21 December 2016

Images of War: Veteran Lancs - Norman Franks


Adam Purcell is a young professional working in the Australian aviation industry and absolutely committed to recording the history of Bomber Command however he can. This fascination came from discovering, as a child, that his great uncle ‘Jack’ had been a Lancaster navigator with No. 467 Squadron. Adam’s research leads him far and wide as he pieces together the story of his uncle’s crew and this has grown to interviewing Bomber Command veterans on behalf of the International Bomber Command Centre. Be sure to check out his blog Something Very Big. Few people live and breathe Bomber Command like Adam, hardly any his age, so he is the perfect guest reviewer for this title which, incidentally, would make a decent companion to Franks’ earlier studies in this area, Arms & Armour’s Claims to Fame – The Lancaster from 1994, and the 2015 revised edition of the same from Grub Street, Ton-Up Lancs.

The average Lancaster bomber, flying operations during the war, could expect to return from about twenty trips before crashing or being shot down. So it’s no surprise to learn that out of more than 7,000 examples of arguably Avro’s most famous aeroplane, just 35 are known to have flown on more than 100 raids. In Veteran Lancs, the prolific and widely respected Norman Franks shares the stories of all of those centenarian Lancasters, while also featuring a number of others that ‘almost’ made it to the ton.

The book, a mid-sized paperback of 166 pages, is packed full of facts and figures, and there’s no doubt Franks has done a lot of research. He follows the careers of some pilots, sometimes going beyond the time when they were flying the aircraft concerned, and even names members of groundstaff where they are known. Some of the featured aircraft – like R5868 ‘S-Sugar’ or EE139 ‘Phantom of the Ruhr’ – are quite famous, but most of them are far less well known. Therein lies both the strength and limitation of this book. Including the less-famous aircraft tells a part of the Bomber Command story that isn’t as widely known, and that can only be a good thing. It follows, however, that there is also less information available on some of them. What sources there are sometimes conflict about exactly how many operations some aircraft flew on, and there’s occasional uncertainty about which trip was the hundredth, a legacy of the variable quality of operational record keeping on wartime squadrons. Franks is mostly quite open about what he has and has not been able to definitively determine, but in some places he has fallen into the trap of supposing and assuming, where there perhaps wasn’t quite enough detail in the records. He uses vague sentences like “…no doubt because she was starting to become unreliable and a bit ‘dodgy’” or “after a bit of a refit”. It sometimes reads as filler.

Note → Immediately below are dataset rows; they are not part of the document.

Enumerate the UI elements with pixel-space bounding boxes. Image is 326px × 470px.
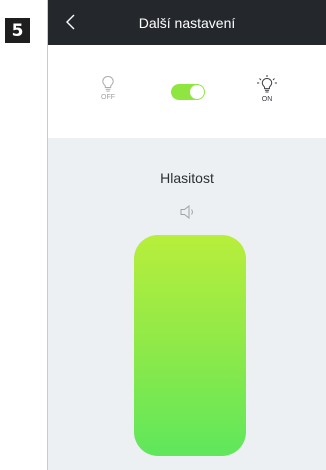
- volume-slider[interactable]: [134, 235, 246, 456]
- light-off-indicator[interactable]: OFF: [101, 75, 115, 101]
- step-number-badge: 5: [5, 18, 30, 43]
- bulb-off-icon: [102, 75, 114, 92]
- phone-screen: Další nastavení OFF ON Hlasitost: [47, 0, 326, 470]
- on-label: ON: [261, 96, 273, 103]
- light-control-row: OFF ON: [48, 45, 326, 138]
- toggle-knob: [190, 85, 204, 99]
- speaker-icon: [180, 204, 196, 224]
- volume-label: Hlasitost: [160, 170, 214, 186]
- page-title: Další nastavení: [138, 14, 236, 31]
- top-bar: Další nastavení: [48, 0, 326, 45]
- light-toggle-switch[interactable]: [171, 84, 205, 100]
- off-label: OFF: [101, 94, 115, 101]
- volume-level-fill: [134, 235, 246, 456]
- bulb-on-icon: [257, 75, 277, 93]
- light-on-indicator[interactable]: ON: [256, 75, 278, 103]
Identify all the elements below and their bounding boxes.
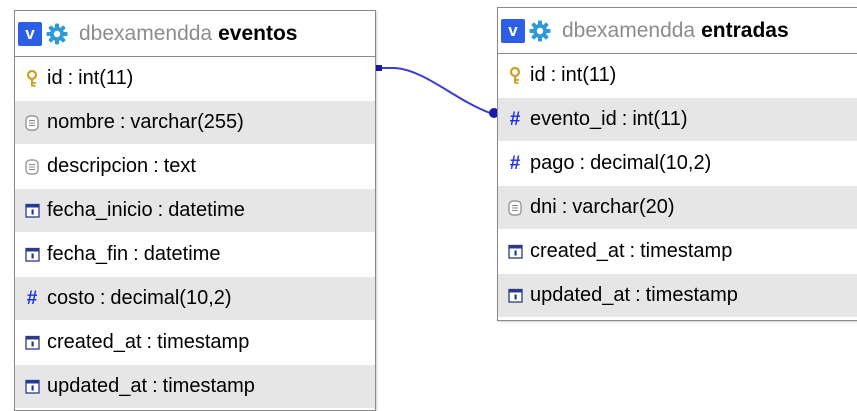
table-header[interactable]: v dbexamendda entradas <box>498 8 857 54</box>
column-row-dni[interactable]: dni: varchar(20) <box>498 186 857 230</box>
designer-canvas: v dbexamendda eventos id: int(11) nombre: <box>0 0 857 411</box>
column-list: id: int(11) # evento_id: int(11) # pago: decima… <box>498 54 857 318</box>
toggle-columns-button[interactable]: v <box>501 18 525 43</box>
column-type: int(11) <box>632 108 688 130</box>
column-type: int(11) <box>78 67 134 89</box>
text-field-icon <box>23 114 41 132</box>
column-row-id[interactable]: id: int(11) <box>15 57 375 101</box>
calendar-icon <box>506 287 524 305</box>
gear-icon[interactable] <box>45 22 69 46</box>
column-type-separator: : <box>119 111 126 133</box>
column-name: fecha_inicio <box>47 199 153 221</box>
column-type-separator: : <box>550 64 557 86</box>
column-name: descripcion <box>47 155 149 177</box>
column-type-separator: : <box>621 108 628 130</box>
column-type: decimal(10,2) <box>590 152 712 174</box>
table-entradas[interactable]: v dbexamendda entradas id: int(11) # event <box>497 7 857 321</box>
column-name: fecha_fin <box>47 243 129 265</box>
column-row-nombre[interactable]: nombre: varchar(255) <box>15 101 375 145</box>
column-type: text <box>163 155 196 177</box>
column-row-pago[interactable]: # pago: decimal(10,2) <box>498 142 857 186</box>
column-name: updated_at <box>530 284 631 306</box>
table-eventos[interactable]: v dbexamendda eventos id: int(11) nombre: <box>14 10 376 411</box>
column-type: timestamp <box>645 284 738 306</box>
column-type-separator: : <box>67 67 74 89</box>
column-row-updated-at[interactable]: updated_at: timestamp <box>15 365 375 409</box>
gear-icon[interactable] <box>528 19 552 43</box>
toggle-columns-button[interactable]: v <box>18 21 42 46</box>
text-field-icon <box>506 199 524 217</box>
column-type: timestamp <box>157 331 250 353</box>
column-type-separator: : <box>157 199 164 221</box>
column-row-fecha-inicio[interactable]: fecha_inicio: datetime <box>15 189 375 233</box>
column-type-separator: : <box>635 284 641 306</box>
database-name: dbexamendda <box>79 21 213 45</box>
column-type-separator: : <box>579 152 586 174</box>
column-type: timestamp <box>640 240 733 262</box>
column-type-separator: : <box>153 155 159 177</box>
column-type-separator: : <box>561 196 568 218</box>
column-row-created-at[interactable]: created_at: timestamp <box>15 321 375 365</box>
column-name: created_at <box>47 331 142 353</box>
numeric-icon: # <box>509 152 521 174</box>
key-icon <box>23 69 41 88</box>
column-type: int(11) <box>561 64 617 86</box>
column-row-descripcion[interactable]: descripcion: text <box>15 145 375 189</box>
column-type-separator: : <box>152 375 158 397</box>
column-list: id: int(11) nombre: varchar(255) descripcion… <box>15 57 375 409</box>
calendar-icon <box>23 202 41 220</box>
calendar-icon <box>23 334 41 352</box>
table-name[interactable]: eventos <box>218 22 297 46</box>
column-type-separator: : <box>629 240 636 262</box>
column-type: timestamp <box>162 375 255 397</box>
column-name: pago <box>530 152 575 174</box>
numeric-icon: # <box>509 108 521 130</box>
column-name: created_at <box>530 240 625 262</box>
column-row-fecha-fin[interactable]: fecha_fin: datetime <box>15 233 375 277</box>
column-name: dni <box>530 196 557 218</box>
column-name: updated_at <box>47 375 148 397</box>
calendar-icon <box>23 378 41 396</box>
column-type: varchar(20) <box>572 196 675 218</box>
column-type-separator: : <box>133 243 139 265</box>
column-row-id[interactable]: id: int(11) <box>498 54 857 98</box>
calendar-icon <box>23 246 41 264</box>
column-type: datetime <box>168 199 245 221</box>
column-type: datetime <box>143 243 221 265</box>
column-name: evento_id <box>530 108 617 130</box>
column-type-separator: : <box>146 331 153 353</box>
database-name: dbexamendda <box>562 18 696 42</box>
numeric-icon: # <box>26 287 38 309</box>
column-row-updated-at[interactable]: updated_at: timestamp <box>498 274 857 318</box>
table-name[interactable]: entradas <box>701 19 789 43</box>
calendar-icon <box>506 243 524 261</box>
column-row-costo[interactable]: # costo: decimal(10,2) <box>15 277 375 321</box>
column-type: decimal(10,2) <box>110 287 232 309</box>
column-type-separator: : <box>99 287 106 309</box>
column-name: id <box>530 64 546 86</box>
key-icon <box>506 66 524 85</box>
text-field-icon <box>23 158 41 176</box>
column-name: id <box>47 67 63 89</box>
column-name: costo <box>47 287 95 309</box>
column-name: nombre <box>47 111 115 133</box>
table-header[interactable]: v dbexamendda eventos <box>15 11 375 57</box>
column-row-evento-id[interactable]: # evento_id: int(11) <box>498 98 857 142</box>
column-row-created-at[interactable]: created_at: timestamp <box>498 230 857 274</box>
column-type: varchar(255) <box>130 111 244 133</box>
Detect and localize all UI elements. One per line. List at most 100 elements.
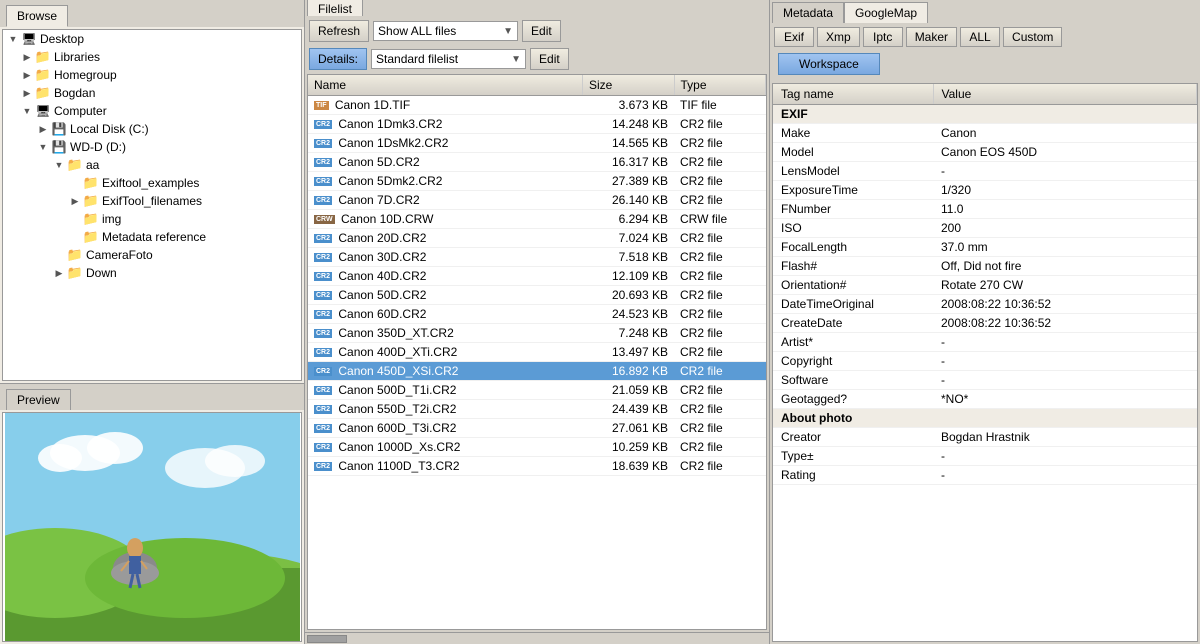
col-header-tag[interactable]: Tag name <box>773 84 933 105</box>
expand-icon[interactable]: ▶ <box>67 193 83 209</box>
file-type-cell: CR2 file <box>674 267 766 286</box>
googlemap-tab[interactable]: GoogleMap <box>844 2 928 23</box>
meta-table-container[interactable]: Tag name Value EXIF Make Canon Model Can… <box>772 83 1198 642</box>
metadata-tab[interactable]: Metadata <box>772 2 844 23</box>
standard-filelist-dropdown[interactable]: Standard filelist ▼ <box>371 49 526 69</box>
tree-item-wd-d[interactable]: ▼ 💾 WD-D (D:) <box>3 138 301 156</box>
exif-button[interactable]: Exif <box>774 27 814 47</box>
expand-icon[interactable]: ▶ <box>19 49 35 65</box>
refresh-button[interactable]: Refresh <box>309 20 369 42</box>
table-row[interactable]: CR2 Canon 20D.CR2 7.024 KB CR2 file <box>308 229 766 248</box>
col-header-type[interactable]: Type <box>674 75 766 96</box>
file-name-cell: CR2 Canon 30D.CR2 <box>308 248 583 267</box>
file-name: Canon 5D.CR2 <box>338 155 419 169</box>
tree-item-homegroup[interactable]: ▶ 📁 Homegroup <box>3 66 301 84</box>
table-row[interactable]: CR2 Canon 30D.CR2 7.518 KB CR2 file <box>308 248 766 267</box>
tree-item-down[interactable]: ▶ 📁 Down <box>3 264 301 282</box>
browse-tab[interactable]: Browse <box>6 5 68 27</box>
meta-tag-cell: ISO <box>773 219 933 238</box>
tree-item-aa[interactable]: ▼ 📁 aa <box>3 156 301 174</box>
expand-icon[interactable]: ▶ <box>19 67 35 83</box>
tree-item-metadata-ref[interactable]: ▶ 📁 Metadata reference <box>3 228 301 246</box>
table-row[interactable]: CR2 Canon 400D_XTi.CR2 13.497 KB CR2 fil… <box>308 343 766 362</box>
tree-item-local-disk[interactable]: ▶ 💾 Local Disk (C:) <box>3 120 301 138</box>
tree-item-exiftool-filenames[interactable]: ▶ 📁 ExifTool_filenames <box>3 192 301 210</box>
expand-icon[interactable]: ▶ <box>51 265 67 281</box>
tree-item-exiftool-examples[interactable]: ▶ 📁 Exiftool_examples <box>3 174 301 192</box>
show-all-dropdown[interactable]: Show ALL files ▼ <box>373 21 518 41</box>
edit2-button[interactable]: Edit <box>530 48 569 70</box>
middle-panel: Filelist Refresh Show ALL files ▼ Edit D… <box>305 0 770 644</box>
table-row[interactable]: CR2 Canon 40D.CR2 12.109 KB CR2 file <box>308 267 766 286</box>
expand-icon[interactable]: ▶ <box>19 85 35 101</box>
details-button[interactable]: Details: <box>309 48 367 70</box>
file-type-icon: CR2 <box>314 253 332 262</box>
col-header-value[interactable]: Value <box>933 84 1197 105</box>
meta-value-cell: - <box>933 466 1197 485</box>
file-size-cell: 7.024 KB <box>583 229 675 248</box>
table-row[interactable]: CR2 Canon 1Dmk3.CR2 14.248 KB CR2 file <box>308 115 766 134</box>
expand-icon[interactable]: ▶ <box>35 121 51 137</box>
meta-row: Geotagged? *NO* <box>773 390 1197 409</box>
table-row[interactable]: CR2 Canon 450D_XSi.CR2 16.892 KB CR2 fil… <box>308 362 766 381</box>
tree-label: CameraFoto <box>86 248 153 262</box>
table-row[interactable]: CR2 Canon 50D.CR2 20.693 KB CR2 file <box>308 286 766 305</box>
table-row[interactable]: TIF Canon 1D.TIF 3.673 KB TIF file <box>308 96 766 115</box>
table-row[interactable]: CR2 Canon 500D_T1i.CR2 21.059 KB CR2 fil… <box>308 381 766 400</box>
meta-tag-cell: FocalLength <box>773 238 933 257</box>
table-row[interactable]: CR2 Canon 7D.CR2 26.140 KB CR2 file <box>308 191 766 210</box>
meta-value-cell: 200 <box>933 219 1197 238</box>
meta-row: Make Canon <box>773 124 1197 143</box>
file-size-cell: 18.639 KB <box>583 457 675 476</box>
meta-tag-cell: Creator <box>773 428 933 447</box>
tree-item-desktop[interactable]: ▼ 🖥 Desktop <box>3 30 301 48</box>
file-name-cell: CR2 Canon 1DsMk2.CR2 <box>308 134 583 153</box>
preview-tab[interactable]: Preview <box>6 389 71 410</box>
standard-filelist-label: Standard filelist <box>376 52 458 66</box>
table-row[interactable]: CRW Canon 10D.CRW 6.294 KB CRW file <box>308 210 766 229</box>
table-row[interactable]: CR2 Canon 550D_T2i.CR2 24.439 KB CR2 fil… <box>308 400 766 419</box>
table-row[interactable]: CR2 Canon 1DsMk2.CR2 14.565 KB CR2 file <box>308 134 766 153</box>
horizontal-scrollbar[interactable] <box>305 632 769 644</box>
col-header-name[interactable]: Name <box>308 75 583 96</box>
table-row[interactable]: CR2 Canon 60D.CR2 24.523 KB CR2 file <box>308 305 766 324</box>
iptc-button[interactable]: Iptc <box>863 27 903 47</box>
file-table-container[interactable]: Name Size Type TIF Canon 1D.TIF 3.673 KB… <box>307 74 767 630</box>
tree-item-camerafoto[interactable]: ▶ 📁 CameraFoto <box>3 246 301 264</box>
tree-item-bogdan[interactable]: ▶ 📁 Bogdan <box>3 84 301 102</box>
meta-value-cell: - <box>933 371 1197 390</box>
file-type-cell: CR2 file <box>674 419 766 438</box>
tree-item-libraries[interactable]: ▶ 📁 Libraries <box>3 48 301 66</box>
expand-icon[interactable]: ▼ <box>5 31 21 47</box>
meta-value-cell: *NO* <box>933 390 1197 409</box>
file-size-cell: 13.497 KB <box>583 343 675 362</box>
meta-tag-cell: Model <box>773 143 933 162</box>
table-row[interactable]: CR2 Canon 600D_T3i.CR2 27.061 KB CR2 fil… <box>308 419 766 438</box>
expand-icon[interactable]: ▼ <box>19 103 35 119</box>
expand-icon[interactable]: ▼ <box>51 157 67 173</box>
expand-icon[interactable]: ▼ <box>35 139 51 155</box>
tree-item-img[interactable]: ▶ 📁 img <box>3 210 301 228</box>
tree-label: aa <box>86 158 99 172</box>
tree-label: Computer <box>54 104 107 118</box>
workspace-button[interactable]: Workspace <box>778 53 880 75</box>
file-name: Canon 50D.CR2 <box>338 288 426 302</box>
meta-row: ISO 200 <box>773 219 1197 238</box>
col-header-size[interactable]: Size <box>583 75 675 96</box>
xmp-button[interactable]: Xmp <box>817 27 860 47</box>
maker-button[interactable]: Maker <box>906 27 957 47</box>
table-row[interactable]: CR2 Canon 5Dmk2.CR2 27.389 KB CR2 file <box>308 172 766 191</box>
file-type-icon: CR2 <box>314 329 332 338</box>
table-row[interactable]: CR2 Canon 1000D_Xs.CR2 10.259 KB CR2 fil… <box>308 438 766 457</box>
edit-button[interactable]: Edit <box>522 20 561 42</box>
file-type-icon: CRW <box>314 215 335 224</box>
table-row[interactable]: CR2 Canon 1100D_T3.CR2 18.639 KB CR2 fil… <box>308 457 766 476</box>
all-button[interactable]: ALL <box>960 27 1000 47</box>
custom-button[interactable]: Custom <box>1003 27 1062 47</box>
table-row[interactable]: CR2 Canon 5D.CR2 16.317 KB CR2 file <box>308 153 766 172</box>
file-size-cell: 24.439 KB <box>583 400 675 419</box>
table-row[interactable]: CR2 Canon 350D_XT.CR2 7.248 KB CR2 file <box>308 324 766 343</box>
file-type-cell: CR2 file <box>674 343 766 362</box>
tree-item-computer[interactable]: ▼ 🖥 Computer <box>3 102 301 120</box>
meta-value-cell: 1/320 <box>933 181 1197 200</box>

Veteran Lancs feels a little repetitive, with each aircraft profile following much the same routine – this is always a difficulty with what is essentially a book of lists. Perhaps in an effort to break up the monotony, Franks has split his book into chronological chapters. There are large sections of text that each cover, say, half-a-dozen Lancs, and then several pages of photographs featuring each of those aircraft before the next chapter begins. This brings another slight annoyance: having conquered big slabs of unbroken text, by the time you reach the photos you’ve forgotten which aircraft belongs to which. It would have been less confusing, I think, if the photos had been spread out among the relevant sections of the text.

The book is billed as a “photographic record”, so it’s the images themselves that are perhaps of most interest. While Franks has included several well-known photos, he has also drawn extensively from a very large collection of images that have never before been published. The sheer variety is a strength of the book, and there are some outstanding photos among them. Most of the photos appear to come out of the author’s own collection, which he notes has been assembled over several decades, and the final section (a potted collection of nineteen ‘almost-centenarians’) is particularly interesting. In places the reproduction, which is just on the standard paper stock, is not of the most impressive quality, but bearing in mind the varying condition of original wartime prints, it may well be that this was as good as was possible.

Veteran Lancs, as a straight record of the 35 highest-scoring Lancasters, is a reasonable effort. It’s not a particularly exciting book to read, but it does illustrate the hitherto-untold stories of several very high-achieving bombers and their crews, and for that it deserves credit.